Banks Turning Back TARP FundsBanks are returning Troubled Asset Relief Program (TARP) funds to the government weeks after Congress removed a key stopping point that prevented banks from paying back the bailout money.
Three banks so far have said they intend to turn back the money. IberiaBank Corp. a Louisiana-based banking corporation said last month it will return the $90.6 million it was loaned; TCF Financial, a Minneapolis, MN bank said it will return $361.2 million. Earlier this week, Signature Bank, New York, NY announced it had filed notice with the Treasury to pay back its $120 million in TARP money. These don't reflect the banks that were initially approved for the funds, but decided they didn't need it. Several larger banks have said they plan to pay back the loans faster than expected because of the stipulations being placed on institutions accepting the funds, including heavier scrutiny of executive compensation levels.
Larger banks including PNC, US Bancorp, JP MorganChase and Goldman Sachs have said they hope to return the funds as quickly as possible. A repayment from the four would return $49 billion to the Treasury Department. Regional banks have also expressed their plans to repay the government loans quickly.
Mortgage Applications Jump Up
U.S. mortgage applications jumped up 11 percent for the first time in three weeks, as near record-low interest rates have pushed the demand for home refinancing and purchase loans, says the Mortgage Bankers Association.
The increase in applications comes a few weeks after the government announced the biggest program to aid homeowners since the housing market meltdown began. The MBA's seasonally adjusted index of mortgage applications that includes both purchase and refinance loans for the week ending March 6 increased 11 percent to 723.
President Barack Obama's unveiling of the Homeowner Affordability and Stability Plan last month is designed to support to the housing market. The plan's goals are to support refinancing for good quality borrowers; help distressed borrowers avoid foreclosure; and stimulate new housing demand through the expansion of Fannie Mae and Freddie Mac, the top two U.S. home funding companies.
Borrowing costs on 30-year fixed-rate mortgages, excluding fees, averaged 4.96 percent, down 0.18 percentage point from the previous week and the second lowest rate since the weekly MBA survey began in 1990.
Four States Now Record 10 Percent Unemployment Rate
Michigan, South Carolina, Rhode Island and California lead U.S. jobless rates with 10 percent unemployment, says the Labor department. In January 49 states and the District of Columbia posted higher rates than the previous year.
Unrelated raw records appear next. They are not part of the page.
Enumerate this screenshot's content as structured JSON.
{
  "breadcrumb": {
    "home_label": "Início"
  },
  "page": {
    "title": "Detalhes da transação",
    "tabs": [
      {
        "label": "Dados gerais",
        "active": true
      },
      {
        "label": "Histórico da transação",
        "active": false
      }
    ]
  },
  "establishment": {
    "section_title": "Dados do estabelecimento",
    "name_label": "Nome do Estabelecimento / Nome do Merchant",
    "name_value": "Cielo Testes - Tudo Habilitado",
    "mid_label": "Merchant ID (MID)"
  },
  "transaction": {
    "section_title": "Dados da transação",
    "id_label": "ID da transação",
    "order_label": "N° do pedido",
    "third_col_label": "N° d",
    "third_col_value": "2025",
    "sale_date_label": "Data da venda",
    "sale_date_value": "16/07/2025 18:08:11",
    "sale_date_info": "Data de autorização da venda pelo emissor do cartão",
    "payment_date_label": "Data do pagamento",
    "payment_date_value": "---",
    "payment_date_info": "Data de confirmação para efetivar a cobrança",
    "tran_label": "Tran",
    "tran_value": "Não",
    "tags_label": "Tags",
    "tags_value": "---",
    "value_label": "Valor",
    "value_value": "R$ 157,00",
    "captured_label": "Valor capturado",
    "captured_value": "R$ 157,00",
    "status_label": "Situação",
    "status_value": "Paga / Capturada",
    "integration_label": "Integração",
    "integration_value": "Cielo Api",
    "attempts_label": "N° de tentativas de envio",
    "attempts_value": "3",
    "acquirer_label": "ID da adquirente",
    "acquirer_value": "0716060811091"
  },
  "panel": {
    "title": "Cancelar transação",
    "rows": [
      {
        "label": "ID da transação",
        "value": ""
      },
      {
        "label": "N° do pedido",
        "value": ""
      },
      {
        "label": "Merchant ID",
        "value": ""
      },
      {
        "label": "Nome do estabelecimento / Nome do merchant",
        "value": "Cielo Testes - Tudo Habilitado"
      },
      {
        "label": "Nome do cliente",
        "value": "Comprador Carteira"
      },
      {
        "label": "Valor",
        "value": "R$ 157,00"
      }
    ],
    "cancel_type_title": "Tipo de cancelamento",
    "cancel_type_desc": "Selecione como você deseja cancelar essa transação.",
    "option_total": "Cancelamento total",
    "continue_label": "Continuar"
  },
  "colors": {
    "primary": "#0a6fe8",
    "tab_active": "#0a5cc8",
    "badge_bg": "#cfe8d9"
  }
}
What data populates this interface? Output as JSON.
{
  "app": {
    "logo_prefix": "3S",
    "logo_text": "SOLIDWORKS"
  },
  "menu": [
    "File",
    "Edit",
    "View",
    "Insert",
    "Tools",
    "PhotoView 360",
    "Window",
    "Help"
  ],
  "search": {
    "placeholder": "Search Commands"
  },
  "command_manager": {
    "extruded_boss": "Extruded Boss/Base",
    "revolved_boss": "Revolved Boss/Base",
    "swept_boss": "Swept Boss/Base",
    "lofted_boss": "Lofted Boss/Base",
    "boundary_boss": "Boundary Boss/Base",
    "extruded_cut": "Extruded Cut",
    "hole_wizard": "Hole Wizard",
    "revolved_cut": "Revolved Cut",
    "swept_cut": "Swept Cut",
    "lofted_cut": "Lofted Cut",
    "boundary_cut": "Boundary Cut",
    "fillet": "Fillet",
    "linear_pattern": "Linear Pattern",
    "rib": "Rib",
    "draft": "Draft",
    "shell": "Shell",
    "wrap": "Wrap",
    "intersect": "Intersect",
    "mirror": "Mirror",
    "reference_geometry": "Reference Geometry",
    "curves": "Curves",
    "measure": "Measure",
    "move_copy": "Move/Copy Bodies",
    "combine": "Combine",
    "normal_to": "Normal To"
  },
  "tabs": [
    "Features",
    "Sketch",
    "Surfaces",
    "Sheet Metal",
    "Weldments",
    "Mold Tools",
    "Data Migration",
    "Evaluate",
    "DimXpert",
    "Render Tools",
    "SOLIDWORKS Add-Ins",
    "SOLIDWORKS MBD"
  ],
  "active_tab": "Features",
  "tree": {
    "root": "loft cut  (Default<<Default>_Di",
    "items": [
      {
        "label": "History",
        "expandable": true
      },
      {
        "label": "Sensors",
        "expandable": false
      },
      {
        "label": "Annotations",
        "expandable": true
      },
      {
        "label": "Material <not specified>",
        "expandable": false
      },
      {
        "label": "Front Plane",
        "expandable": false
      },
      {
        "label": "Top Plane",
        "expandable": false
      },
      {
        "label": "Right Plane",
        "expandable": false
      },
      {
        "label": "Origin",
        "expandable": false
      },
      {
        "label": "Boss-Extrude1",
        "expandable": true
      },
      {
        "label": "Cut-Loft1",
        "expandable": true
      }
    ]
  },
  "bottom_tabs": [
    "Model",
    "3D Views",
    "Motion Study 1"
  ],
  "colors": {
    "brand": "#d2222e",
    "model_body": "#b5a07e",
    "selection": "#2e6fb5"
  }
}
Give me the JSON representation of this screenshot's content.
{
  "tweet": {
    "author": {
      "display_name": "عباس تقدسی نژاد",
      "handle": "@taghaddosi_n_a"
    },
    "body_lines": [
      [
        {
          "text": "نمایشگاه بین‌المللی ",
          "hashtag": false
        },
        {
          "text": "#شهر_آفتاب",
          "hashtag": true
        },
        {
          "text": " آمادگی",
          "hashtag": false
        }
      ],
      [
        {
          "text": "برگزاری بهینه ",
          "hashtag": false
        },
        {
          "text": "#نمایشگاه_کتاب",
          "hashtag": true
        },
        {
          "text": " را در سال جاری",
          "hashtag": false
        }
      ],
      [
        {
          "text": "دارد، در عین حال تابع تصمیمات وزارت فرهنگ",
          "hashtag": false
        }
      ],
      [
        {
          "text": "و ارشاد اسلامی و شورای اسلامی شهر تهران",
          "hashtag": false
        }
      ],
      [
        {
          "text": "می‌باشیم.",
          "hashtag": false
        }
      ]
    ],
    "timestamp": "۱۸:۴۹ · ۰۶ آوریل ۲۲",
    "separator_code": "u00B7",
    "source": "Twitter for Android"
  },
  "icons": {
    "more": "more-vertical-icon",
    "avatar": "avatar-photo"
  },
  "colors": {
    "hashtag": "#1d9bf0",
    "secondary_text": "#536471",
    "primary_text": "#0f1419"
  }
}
Employment excluding non-farm payroll fell in 42 states, increased in 7 states and the District of Columbia. It was unchanged in Vermont. The only state where unemployment declined was Louisiana, where it fell to 5.1 percent, 0.4 percentage points lowers than the previous month.
The state-by-state unemployment report for January comes after the Labor Department report last week that showed employers cut 651,000 jobs in the U.S. in February. The nation's unemployment rate in February stood at 8.1 percent, its highest level in 25 years.
The report shows jobless rates in several states jumped in January, with Michigan rising 1.4 percentage points to 11.6 percent. Michigan lost 69,000 jobs. The manufacturing sector shed 53,000 of the jobs lost. Total employment in the state has fallen for 20 months in a row.
Second highest state was South Carolina, its jobless rate rose 1.6 percentage points to 10.4 percent. Rhode Island's unemployment rate climbed 0.9 percentage point to 10.3 percent. Fourth highest on the list was California, the country's most populous state, where unemployment rose 1.4 percentage points to 10.1 percent.
States with the lowest rates included Wyoming at 3.7 percent; North Dakota was second lowest at 4.2 percent.